34Les plaintes concernent des individus appartenant principalement aux « classes populaires » (42,8 % des mis en cause [23] et 36 % des victimes [24]). La répartition par classe sociale des individus mis en cause peut être détaillée en fonction des issues judiciaires. Quand les mis en cause appartiennent aux classes populaires, 40,8 % des affaires font l’objet d’un CSS IRNC, 36,2 % d’alternatives aux poursuites et de poursuites, dont 19,9 % au tribunal, et 12,8 % font l’objet d’une condamnation. Pour les classes supérieures, ces taux sont respectivement de 43,2 %, 21,6 %, 18,9 % et 5,4 %. C’est donc au tribunal que le fait d’appartenir aux classes populaires pèse défavorablement sur le sort de l’individu mis en cause.

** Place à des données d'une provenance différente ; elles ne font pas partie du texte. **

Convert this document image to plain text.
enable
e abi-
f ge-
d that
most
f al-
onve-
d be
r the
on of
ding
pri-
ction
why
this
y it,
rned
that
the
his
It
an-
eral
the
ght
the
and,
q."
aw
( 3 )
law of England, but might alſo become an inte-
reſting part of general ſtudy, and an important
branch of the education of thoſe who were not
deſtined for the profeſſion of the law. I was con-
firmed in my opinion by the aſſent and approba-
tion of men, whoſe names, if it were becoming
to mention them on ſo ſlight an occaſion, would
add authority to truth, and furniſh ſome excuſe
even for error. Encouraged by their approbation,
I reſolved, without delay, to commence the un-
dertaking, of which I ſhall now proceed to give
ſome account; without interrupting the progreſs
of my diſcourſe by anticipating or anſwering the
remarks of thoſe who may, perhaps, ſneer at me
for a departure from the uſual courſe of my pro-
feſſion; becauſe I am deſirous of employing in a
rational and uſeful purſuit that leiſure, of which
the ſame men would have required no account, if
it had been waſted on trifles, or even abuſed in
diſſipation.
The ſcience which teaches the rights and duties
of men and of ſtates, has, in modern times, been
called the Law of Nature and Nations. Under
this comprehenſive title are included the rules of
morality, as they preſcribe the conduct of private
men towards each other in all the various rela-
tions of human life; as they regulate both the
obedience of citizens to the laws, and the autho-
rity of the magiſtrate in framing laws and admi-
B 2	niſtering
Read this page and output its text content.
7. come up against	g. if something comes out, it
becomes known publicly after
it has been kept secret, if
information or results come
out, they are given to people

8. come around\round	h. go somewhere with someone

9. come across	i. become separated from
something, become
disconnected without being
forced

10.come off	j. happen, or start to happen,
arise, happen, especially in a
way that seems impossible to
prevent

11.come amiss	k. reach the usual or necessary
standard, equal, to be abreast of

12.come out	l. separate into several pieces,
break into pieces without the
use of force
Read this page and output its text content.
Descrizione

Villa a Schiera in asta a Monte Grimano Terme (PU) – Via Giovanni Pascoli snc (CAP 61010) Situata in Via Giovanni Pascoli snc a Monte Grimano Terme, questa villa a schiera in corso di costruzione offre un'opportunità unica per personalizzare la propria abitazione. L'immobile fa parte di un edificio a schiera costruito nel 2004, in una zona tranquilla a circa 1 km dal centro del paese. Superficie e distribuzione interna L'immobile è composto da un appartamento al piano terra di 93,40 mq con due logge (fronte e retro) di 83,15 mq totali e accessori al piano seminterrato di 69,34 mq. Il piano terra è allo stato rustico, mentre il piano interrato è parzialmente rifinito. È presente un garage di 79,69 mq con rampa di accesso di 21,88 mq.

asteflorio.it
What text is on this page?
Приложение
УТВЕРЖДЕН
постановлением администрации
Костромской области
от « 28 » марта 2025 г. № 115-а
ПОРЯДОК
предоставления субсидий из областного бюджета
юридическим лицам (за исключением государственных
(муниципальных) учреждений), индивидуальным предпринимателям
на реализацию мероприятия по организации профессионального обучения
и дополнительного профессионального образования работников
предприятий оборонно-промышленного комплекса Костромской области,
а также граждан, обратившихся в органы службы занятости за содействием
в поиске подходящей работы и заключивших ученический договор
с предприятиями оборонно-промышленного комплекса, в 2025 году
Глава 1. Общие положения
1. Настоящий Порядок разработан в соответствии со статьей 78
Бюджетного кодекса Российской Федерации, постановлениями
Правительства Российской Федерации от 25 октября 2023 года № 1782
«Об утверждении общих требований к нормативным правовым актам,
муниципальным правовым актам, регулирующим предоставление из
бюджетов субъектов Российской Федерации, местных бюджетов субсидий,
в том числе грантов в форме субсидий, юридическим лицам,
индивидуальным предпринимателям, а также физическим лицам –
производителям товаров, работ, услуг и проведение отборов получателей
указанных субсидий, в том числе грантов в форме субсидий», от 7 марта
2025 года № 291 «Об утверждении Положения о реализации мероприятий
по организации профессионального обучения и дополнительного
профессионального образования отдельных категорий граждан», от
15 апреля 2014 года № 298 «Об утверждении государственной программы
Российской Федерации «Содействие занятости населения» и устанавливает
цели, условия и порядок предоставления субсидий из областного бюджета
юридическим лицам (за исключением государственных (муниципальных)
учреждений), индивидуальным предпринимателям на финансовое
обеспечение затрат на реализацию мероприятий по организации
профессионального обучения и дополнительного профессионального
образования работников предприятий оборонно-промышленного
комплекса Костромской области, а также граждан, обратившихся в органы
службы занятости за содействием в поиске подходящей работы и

35Si ces premiers résultats, reposant au demeurant sur des taux de renseignement relativement faibles, présentent le traitement judiciaire du racisme sous un jour familier aux travaux sur la justice, ils ne s’appuient que sur un seul type de catégorisation sociale des individus de l’échantillon. Sans préjuger de la pertinence de l’ethnicité de celles et ceux qui se retrouvent impliqués dans de telles affaires, différents facteurs penchent en faveur de la prise en compte de cette variable. Premièrement, des enquêtes ont mis en évidence que le cadre légal républicain a pu s’articuler avec des représentations racialisées de la population administrée par les pouvoirs publics, en métropole comme dans les colonies et dans des contextes inégalement « aveugles à la race » (Blévis 2001 ; Hajjat 2012 ; Larcher 2015 ; Brahim 2017). Deuxièmement, concernant spécifiquement le traitement judiciaire d’infractions de diverses natures, d’autres enquêtes documentent la place de références différencialistes et racialisantes dans les pratiques des professionnels de la justice et des forces de l’ordre (Fassin 2015 ; Gauthier 2015 ; Bessière et al. 2018). Enfin, les dossiers qui constituent la source principale de cette enquête sont de part en part traversés par des catégorisations raciales ordinaires : à travers la dénonciation des infractions par les plaignants [25] et comme catégories professionnelles indigènes des forces de l’ordre.

36L’exploration des dossiers judiciaires donne ainsi à voir l’écart entre les catégories légitimes de lecture du monde social pour les représentants de l’État et celles qui peuvent être effectivement mobilisées dans les pratiques professionnelles. Si l’action publique, le droit et plus généralement le référent républicain sur lequel ils s’appuient sont colorblind, cet écart se manifeste dans nos dossiers à travers les catégories d’« Européen », « Nord-Africain », « Maghrébin », « Africain », plus rarement « négroïde », mobilisées pour identifier des suspects. Il se manifeste aussi à travers les ressources des agents de police, comme le logiciel d’exploitation du Système de traitement des infractions constatées (STIC-Canonge). Distinguant douze « types » d’apparence physique (Jobard et al. 2013), il est dans nos dossiers utilisé pour retrouver des suspects.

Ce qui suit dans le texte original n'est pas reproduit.